El silencio, el miedo y la memoria: vidas entrecruzadas un año después de los atentados de Cataluña

El silencio, el miedo y la memoria: vidas entrecruzadas un año después de los atentados de Cataluña

“El que estuvo no habla y el que habla es porque no estuvo”. Fue el críptico comentario del vendedor de un kiosco de flores en La Rambla de Barcelona sobre los atentados del 17A en Cataluña, horas previas al primer aniversario de ese ataque yihadista, el peor en España desde el 11M (2004), en el que 15 personas murieron atropelladas y otra fue acuchillada, entre Barcelona y Cambrils. El silencio, el miedo y la normalidad conviven un año después de estos atentados en una de las principales vías de la Ciudad Condal. 

Es 15 de agosto de 2018, son las dos de la tarde y hace calor. Sobre el mosaico Miró comienzan las primeras muestras de afecto a las víctimas. A un par de velas rojas, una verde y algunas rosas, se le suma un juego de llaves que deja una mujer en un gesto rápido, como si quisiera pasar desapercibida. Como si quisiera olvidar lo inolvidable.

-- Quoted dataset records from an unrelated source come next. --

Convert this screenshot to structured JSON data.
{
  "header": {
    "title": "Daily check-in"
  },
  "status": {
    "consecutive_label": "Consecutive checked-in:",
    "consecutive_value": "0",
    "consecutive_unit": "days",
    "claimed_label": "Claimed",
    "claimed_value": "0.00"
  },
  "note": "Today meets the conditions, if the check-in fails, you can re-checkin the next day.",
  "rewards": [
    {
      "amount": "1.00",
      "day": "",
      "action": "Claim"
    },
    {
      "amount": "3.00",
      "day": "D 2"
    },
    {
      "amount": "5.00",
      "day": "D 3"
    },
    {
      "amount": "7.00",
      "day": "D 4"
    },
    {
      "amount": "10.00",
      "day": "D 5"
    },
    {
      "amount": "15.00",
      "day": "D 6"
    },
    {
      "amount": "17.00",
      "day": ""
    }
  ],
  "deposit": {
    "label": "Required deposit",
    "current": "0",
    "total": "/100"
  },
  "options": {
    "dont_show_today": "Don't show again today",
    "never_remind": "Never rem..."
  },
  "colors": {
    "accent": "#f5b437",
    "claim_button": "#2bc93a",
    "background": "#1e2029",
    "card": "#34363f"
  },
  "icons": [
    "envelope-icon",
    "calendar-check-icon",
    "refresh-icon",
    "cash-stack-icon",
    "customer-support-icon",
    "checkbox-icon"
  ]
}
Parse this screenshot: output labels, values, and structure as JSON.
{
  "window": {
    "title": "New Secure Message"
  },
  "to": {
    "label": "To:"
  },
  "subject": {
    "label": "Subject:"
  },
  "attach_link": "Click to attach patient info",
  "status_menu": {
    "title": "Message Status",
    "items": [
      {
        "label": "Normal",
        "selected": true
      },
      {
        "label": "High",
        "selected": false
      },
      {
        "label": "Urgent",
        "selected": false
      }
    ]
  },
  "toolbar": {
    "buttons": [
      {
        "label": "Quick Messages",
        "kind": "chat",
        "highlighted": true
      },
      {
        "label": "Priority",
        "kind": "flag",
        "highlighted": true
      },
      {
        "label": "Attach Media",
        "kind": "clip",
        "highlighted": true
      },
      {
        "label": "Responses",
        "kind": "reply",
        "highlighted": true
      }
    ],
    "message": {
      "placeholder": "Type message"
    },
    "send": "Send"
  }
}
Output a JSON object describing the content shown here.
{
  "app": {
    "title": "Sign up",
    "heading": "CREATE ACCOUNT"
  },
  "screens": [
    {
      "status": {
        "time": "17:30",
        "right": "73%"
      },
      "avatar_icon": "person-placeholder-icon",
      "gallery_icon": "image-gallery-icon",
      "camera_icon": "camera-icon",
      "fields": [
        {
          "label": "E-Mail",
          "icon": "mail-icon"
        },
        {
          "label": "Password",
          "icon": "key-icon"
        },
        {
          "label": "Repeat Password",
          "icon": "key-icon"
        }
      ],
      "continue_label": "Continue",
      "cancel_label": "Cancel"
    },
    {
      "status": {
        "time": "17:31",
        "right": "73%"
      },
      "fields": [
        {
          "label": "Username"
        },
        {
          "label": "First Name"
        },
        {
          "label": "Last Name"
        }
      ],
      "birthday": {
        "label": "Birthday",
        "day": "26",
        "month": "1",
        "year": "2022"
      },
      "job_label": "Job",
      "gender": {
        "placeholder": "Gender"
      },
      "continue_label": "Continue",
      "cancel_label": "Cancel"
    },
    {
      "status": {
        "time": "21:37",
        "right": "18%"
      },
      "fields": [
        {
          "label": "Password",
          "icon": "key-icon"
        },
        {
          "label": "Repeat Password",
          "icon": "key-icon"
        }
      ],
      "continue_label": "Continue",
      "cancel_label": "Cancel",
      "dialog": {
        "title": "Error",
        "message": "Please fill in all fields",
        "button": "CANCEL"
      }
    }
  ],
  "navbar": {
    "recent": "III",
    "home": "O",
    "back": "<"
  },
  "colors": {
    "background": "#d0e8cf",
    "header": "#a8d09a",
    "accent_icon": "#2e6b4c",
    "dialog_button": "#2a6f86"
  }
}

Se seca una lágrima mientras camina y se aleja a paso veloz. Las llaves que dejó podrían pertenecer a Elke Vanbockrijc, Jared Tucker, Luca Russo, Bruno Gurlotta, Lurde Ribeiro, María Correia, Francisco López, Xavi López, Ian Moore Wilson, Silvina Alejandra Pereya, Carmen Lopardo, Pepita Codina, Desiré Eugenia Zolotas, Julian Cadman, Ana María Suárez o a Pau Pérez. Las víctimas de aquella tragedia.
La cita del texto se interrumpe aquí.